The patron of the second print, the most widely disseminated in past centuries, was Don Juan de Goyeneche, from Baztan and a great protagonist of the Hora of Navarre in the 18th century, who was closely related to Roncesvalles, representing his interests in the encomiendas of Castile and Portugal. He was also a procurator of the chapter in Madrid between 1694 and 1703. The collegiate church responded to Goyeneche's attentions on numerous occasions, as in 1694, when he provided wood from Mount Egulbati for the house he was going to build in Pamplona. He must have commissioned the plate around 1685 when the engraver of the Roncesvalles plate, Juan Francisco Leonardo (Dunkirk, 1633-Nuremberg, 1687), worked on another matrix with the map for the Executoria del Valle del Baztán.

An anonymous lithograph of discreet quality, of great rarity, made in the second half of the 19th century, copied Juan Francisco Leonardo's print, with some variations. In the lower group , the first and third quarters of the coat of arms of Don Martín de Azpilcueta are missing, the hospital is represented as a house with stairs and a rural appearance, and the source is only highlighted by a huge column. At the top, a figurine of a shepherd is incorporated and the landscape has been greatly simplified. In the frontispiece of the work Zaragoza, su historia, descripción, glorias y tradiciones desde los tiempos más remotos a nuestros días by Joaquín Tomeo y Benedicto (Zaragoza, Imprenta y bookshop de V. Andrés, 1859) we find a composition that technically is very close to the print of Roncesvalles, printed in two inks, ochre and black, the first with reserves corresponding to the illuminated parts of the image.

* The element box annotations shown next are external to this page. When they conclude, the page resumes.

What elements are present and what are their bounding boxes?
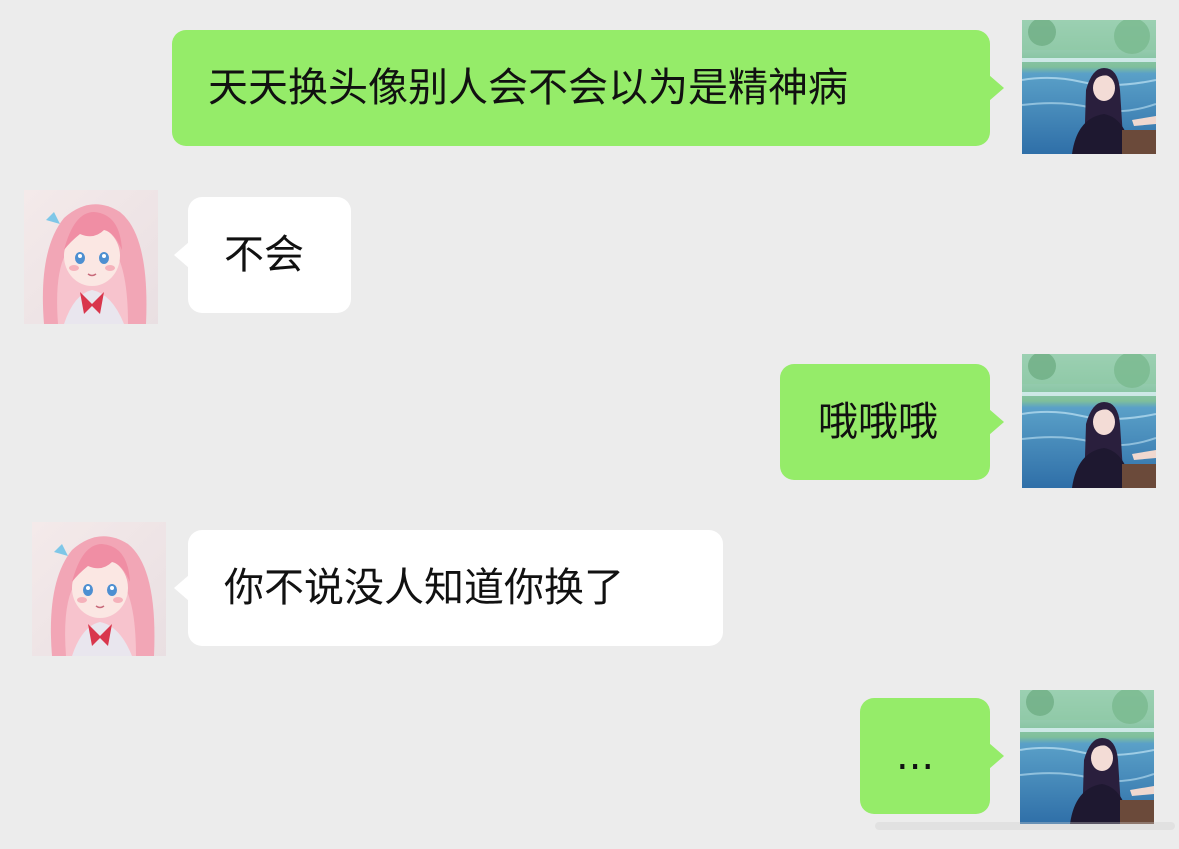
message-bubble-outgoing[interactable]: 哦哦哦 bbox=[780, 364, 1004, 480]
message-row-outgoing: 天天换头像别人会不会以为是精神病 bbox=[0, 0, 1179, 180]
bubble-tail bbox=[989, 743, 1004, 769]
my-avatar[interactable] bbox=[1022, 354, 1156, 488]
message-bubble-outgoing[interactable]: ... bbox=[860, 698, 1004, 814]
message-text: ... bbox=[896, 733, 935, 779]
bubble-tail bbox=[989, 75, 1004, 101]
avatar-pink-haired-anime-girl-icon bbox=[24, 190, 158, 324]
message-bubble-incoming[interactable]: 不会 bbox=[174, 197, 351, 313]
watermark-strip bbox=[875, 822, 1175, 830]
message-text: 哦哦哦 bbox=[818, 399, 938, 445]
contact-avatar[interactable] bbox=[24, 190, 158, 324]
avatar-pink-haired-anime-girl-icon bbox=[32, 522, 166, 656]
bubble-tail bbox=[174, 575, 189, 601]
message-row-outgoing: 哦哦哦 bbox=[0, 340, 1179, 510]
avatar-dark-haired-anime-girl-icon bbox=[1022, 20, 1156, 154]
message-text: 你不说没人知道你换了 bbox=[224, 565, 624, 611]
message-text: 天天换头像别人会不会以为是精神病 bbox=[208, 65, 848, 111]
chat-thread: 天天换头像别人会不会以为是精神病 不会 哦哦哦 你不说没人知道你换了 ... bbox=[0, 0, 1179, 849]
contact-avatar[interactable] bbox=[32, 522, 166, 656]
message-row-incoming: 不会 bbox=[0, 180, 1179, 340]
avatar-dark-haired-anime-girl-icon bbox=[1020, 690, 1154, 824]
message-bubble-incoming[interactable]: 你不说没人知道你换了 bbox=[174, 530, 723, 646]
message-row-incoming: 你不说没人知道你换了 bbox=[0, 510, 1179, 680]
message-bubble-outgoing[interactable]: 天天换头像别人会不会以为是精神病 bbox=[172, 30, 1004, 146]
message-text: 不会 bbox=[224, 232, 304, 278]
bubble-tail bbox=[989, 409, 1004, 435]
avatar-dark-haired-anime-girl-icon bbox=[1022, 354, 1156, 488]
my-avatar[interactable] bbox=[1022, 20, 1156, 154]
bubble-tail bbox=[174, 242, 189, 268]
my-avatar[interactable] bbox=[1020, 690, 1154, 824]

Among the first photographs is one that José Ignacio Riezu gave me, taken in the establishment of Charles Barnetche, active in Saint Jean de Pied de Port since 1864. It almost certainly belongs to 1880, since in a certificate of the town council of September 3 of that year "an account was given of the silk, paper and photographic prints of the Virgin that have recently been printed, and it was agreed that the silk prints would be sold at six reales de vellón each, and the paper and photographic prints at real de vellón each".

The numerous medals and their mints, so important in the diffusion of the cult of the image, are left for another occasion.